StraightFiles

Privacy Policy

Last updated: 2026-06-07

1. Overview

This application provides a client-side interface for managing orthodontic and clinical image files stored locally in the browser or in third-party cloud storage services such as Microsoft OneDrive.

The application is designed with a client-first architecture. We do not operate a traditional backend storage system and do not host user files.

2. Data Storage Model

The application supports two storage modes:

Local Storage

  • Files and related data are stored locally in the user's browser (e.g. local storage or IndexedDB)
  • Data never leaves the user's device unless explicitly uploaded to a connected cloud provider

Cloud Storage (BYOS)

  • The application integrates with third-party storage providers such as Microsoft OneDrive via Microsoft Graph API
  • Files remain in the user's own storage account and are not copied or stored by us

3. Data We Do Not Store

We do not permanently store:

  • Images, photos, or medical records
  • Patient data or clinical files
  • File contents from local or cloud storage
  • Directory structures or file metadata
  • IP addresses or device identifiers
  • User activity logs

4. Server-side Processing (Transient Data Handling)

While the application is primarily client-side, limited server-side processing is used to enable integration with Microsoft OneDrive.
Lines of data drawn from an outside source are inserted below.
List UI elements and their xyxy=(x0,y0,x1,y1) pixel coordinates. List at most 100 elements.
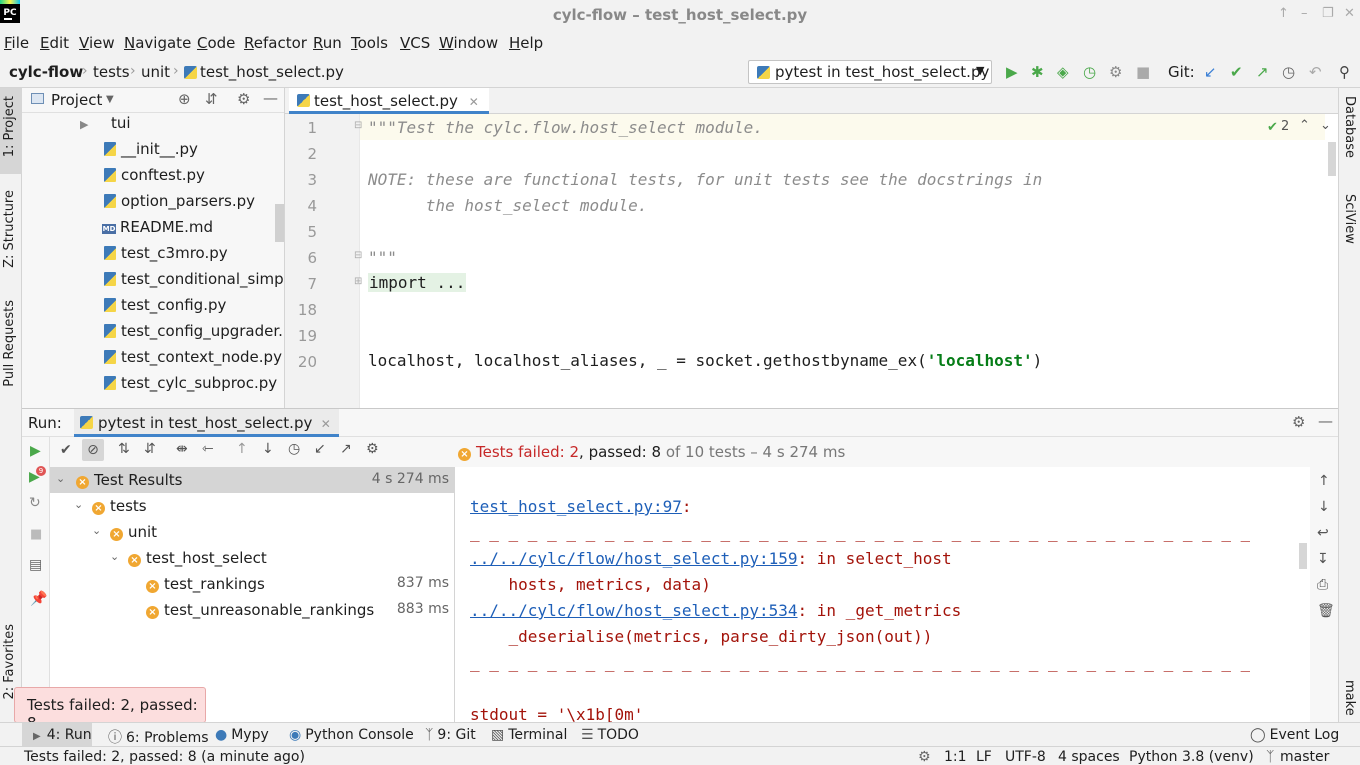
tree-row-test-rankings[interactable]: × test_rankings 837 ms xyxy=(50,571,455,597)
menu-window[interactable]: Window xyxy=(439,34,498,52)
chevron-down-icon[interactable]: ⌄ xyxy=(92,524,101,537)
tree-file[interactable]: test_config_upgrader.py xyxy=(104,322,284,348)
next-failed-icon[interactable]: ↓ xyxy=(262,441,274,457)
tool-tab-pull-requests[interactable]: Pull Requests xyxy=(2,300,17,387)
menu-edit[interactable]: Edit xyxy=(40,34,69,52)
tree-file[interactable]: test_config.py xyxy=(104,296,226,322)
line-separator[interactable]: LF xyxy=(976,749,992,765)
debug-icon[interactable]: ✱ xyxy=(1031,63,1044,81)
clear-trash-icon[interactable]: 🗑 xyxy=(1317,603,1335,619)
close-tab-icon[interactable]: ✕ xyxy=(469,95,479,109)
project-title[interactable]: Project xyxy=(51,91,102,109)
tree-row-test-host-select[interactable]: ⌄ × test_host_select xyxy=(50,545,455,571)
menu-navigate[interactable]: Navigate xyxy=(124,34,191,52)
hide-panel-icon[interactable]: — xyxy=(1318,412,1333,430)
stop-icon[interactable]: ■ xyxy=(30,527,42,542)
editor-tab[interactable]: test_host_select.py ✕ xyxy=(289,88,489,114)
git-branch[interactable]: master xyxy=(1280,749,1329,765)
search-icon[interactable]: ⚲ xyxy=(1339,63,1350,81)
tree-file[interactable]: test_c3mro.py xyxy=(104,244,228,270)
editor-scrollbar[interactable] xyxy=(1328,142,1336,176)
tree-file[interactable]: __init__.py xyxy=(104,140,198,166)
code-line[interactable]: NOTE: these are functional tests, for un… xyxy=(368,170,1042,189)
collapse-all-icon[interactable]: ⇽ xyxy=(202,441,214,457)
code-line[interactable]: """ xyxy=(368,248,397,267)
menu-run[interactable]: Run xyxy=(313,34,342,52)
sort-alpha-icon[interactable]: ⇅ xyxy=(118,441,130,457)
collapse-all-icon[interactable]: ⇵ xyxy=(205,90,218,108)
fold-icon[interactable]: ⊟ xyxy=(354,250,362,261)
next-highlight-icon[interactable]: ⌄ xyxy=(1320,118,1331,133)
menu-vcs[interactable]: VCS xyxy=(400,34,430,52)
menu-tools[interactable]: Tools xyxy=(351,34,388,52)
console-link[interactable]: ../../cylc/flow/host_select.py:534 xyxy=(470,601,798,620)
history-icon[interactable]: ◷ xyxy=(1282,63,1295,81)
chevron-down-icon[interactable]: ⌄ xyxy=(56,472,65,485)
python-interpreter[interactable]: Python 3.8 (venv) xyxy=(1129,749,1254,765)
tool-tab-database[interactable]: Database xyxy=(1342,96,1357,158)
scroll-down-icon[interactable]: ↓ xyxy=(1318,499,1330,515)
scroll-to-end-icon[interactable]: ↧ xyxy=(1317,551,1329,567)
folded-import[interactable]: import ... xyxy=(368,273,467,292)
sort-duration-icon[interactable]: ⇵ xyxy=(144,441,156,457)
chevron-down-icon[interactable]: ⌄ xyxy=(110,550,119,563)
tree-row-test-unreasonable-rankings[interactable]: × test_unreasonable_rankings 883 ms xyxy=(50,597,455,623)
hide-panel-icon[interactable]: — xyxy=(263,89,278,107)
code-line[interactable]: the host_select module. xyxy=(368,196,648,215)
export-tests-icon[interactable]: ↗ xyxy=(340,441,352,457)
print-icon[interactable]: ⎙ xyxy=(1317,577,1328,593)
breadcrumb-tests[interactable]: tests xyxy=(93,63,130,81)
git-push-icon[interactable]: ↗ xyxy=(1256,63,1269,81)
run-icon[interactable]: ▶ xyxy=(1006,63,1018,81)
tool-tab-run[interactable]: ▶ 4: Run xyxy=(33,727,92,743)
rollback-icon[interactable]: ↶ xyxy=(1309,63,1322,81)
breadcrumb-project[interactable]: cylc-flow xyxy=(9,63,83,81)
import-tests-icon[interactable]: ↙ xyxy=(314,441,326,457)
gear-icon[interactable]: ⚙ xyxy=(918,749,931,765)
tool-tab-todo[interactable]: ☰ TODO xyxy=(581,727,639,743)
code-line[interactable]: """Test the cylc.flow.host_select module… xyxy=(368,118,763,137)
code-line[interactable]: localhost, localhost_aliases, _ = socket… xyxy=(368,351,1042,370)
status-message[interactable]: Tests failed: 2, passed: 8 (a minute ago… xyxy=(24,749,305,765)
build-icon[interactable]: ⚙ xyxy=(1109,63,1122,81)
test-output-console[interactable]: test_host_select.py:97: _ _ _ _ _ _ _ _ … xyxy=(455,467,1310,723)
tree-file[interactable]: MD README.md xyxy=(102,218,213,244)
tree-row-unit[interactable]: ⌄ × unit xyxy=(50,519,455,545)
indent-setting[interactable]: 4 spaces xyxy=(1058,749,1120,765)
window-up-icon[interactable]: ↑ xyxy=(1278,6,1289,21)
tree-row-tests[interactable]: ⌄ × tests xyxy=(50,493,455,519)
tool-tab-structure[interactable]: Z: Structure xyxy=(2,190,17,268)
fold-icon[interactable]: ⊟ xyxy=(354,120,362,131)
inspection-count[interactable]: 2 xyxy=(1281,119,1289,134)
tree-file[interactable]: conftest.py xyxy=(104,166,205,192)
project-scrollbar[interactable] xyxy=(275,204,284,242)
tree-file[interactable]: test_cylc_subproc.py xyxy=(104,374,277,400)
show-ignored-icon[interactable]: ⊘ xyxy=(82,439,104,461)
close-tab-icon[interactable]: ✕ xyxy=(321,417,331,431)
restore-icon[interactable]: ❐ xyxy=(1322,6,1334,21)
fold-icon[interactable]: ⊞ xyxy=(354,276,362,287)
tree-file[interactable]: test_conditional_simplifi xyxy=(104,270,284,296)
profile-icon[interactable]: ◷ xyxy=(1083,63,1096,81)
tool-tab-make[interactable]: make xyxy=(1342,680,1357,716)
breadcrumb-unit[interactable]: unit xyxy=(141,63,170,81)
soft-wrap-icon[interactable]: ↩ xyxy=(1317,525,1329,541)
menu-refactor[interactable]: Refactor xyxy=(244,34,307,52)
console-link[interactable]: ../../cylc/flow/host_select.py:159 xyxy=(470,549,798,568)
locate-icon[interactable]: ⊕ xyxy=(178,90,191,108)
tool-tab-python-console[interactable]: ◉ Python Console xyxy=(289,727,414,743)
show-passed-icon[interactable]: ✔ xyxy=(60,442,72,458)
menu-code[interactable]: Code xyxy=(197,34,235,52)
tree-row-test-results[interactable]: ⌄ × Test Results 4 s 274 ms xyxy=(50,467,455,493)
gear-icon[interactable]: ⚙ xyxy=(237,90,250,108)
tree-file[interactable]: option_parsers.py xyxy=(104,192,255,218)
stop-icon[interactable]: ■ xyxy=(1136,63,1150,81)
rerun-icon[interactable]: ▶ xyxy=(30,443,41,459)
tool-tab-sciview[interactable]: SciView xyxy=(1342,194,1357,244)
close-window-icon[interactable]: ✕ xyxy=(1344,6,1355,21)
tool-tab-terminal[interactable]: ▧ Terminal xyxy=(491,727,567,743)
pin-icon[interactable]: 📌 xyxy=(30,591,47,607)
toggle-auto-test-icon[interactable]: ↻ xyxy=(29,495,41,511)
event-log-button[interactable]: ◯ Event Log xyxy=(1250,727,1339,743)
git-commit-icon[interactable]: ✔ xyxy=(1230,63,1243,81)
When cloud features are used, our backend may temporarily process the following data:

  • File and folder names (which may include personal data such as patient names)
  • Directory structure information from OneDrive
  • Operational commands such as listing folders, renaming files, deleting files, and file management actions

This data is:

  • Processed only in memory
  • Not stored in any database or persistent storage
  • Discarded immediately after the request is completed

5. Authentication & Access Tokens

When connecting to Microsoft OneDrive:

  • Authentication is handled via Microsoft OAuth and Azure App permissions
  • Access tokens are used only during active sessions
  • Tokens are not stored on our servers

6. Third-Party Services

The application integrates with third-party services, including:

  • Microsoft OneDrive (via Microsoft Graph API)

Your use of third-party services is governed by their respective privacy policies:

We are not responsible for data handling practices of third-party providers.

7. Security

We apply standard security practices to protect communication between the client, backend relay services, and third-party APIs.

However, no system can guarantee absolute security, and users are responsible for securing their own accounts and devices.

8. Data Processing Role

We act as a technical intermediary facilitating user interactions with external storage providers. We do not control or own user data stored in third-party systems.

9. Changes to This Policy

We may update this Privacy Policy from time to time. Continued use of the application constitutes acceptance of the updated version.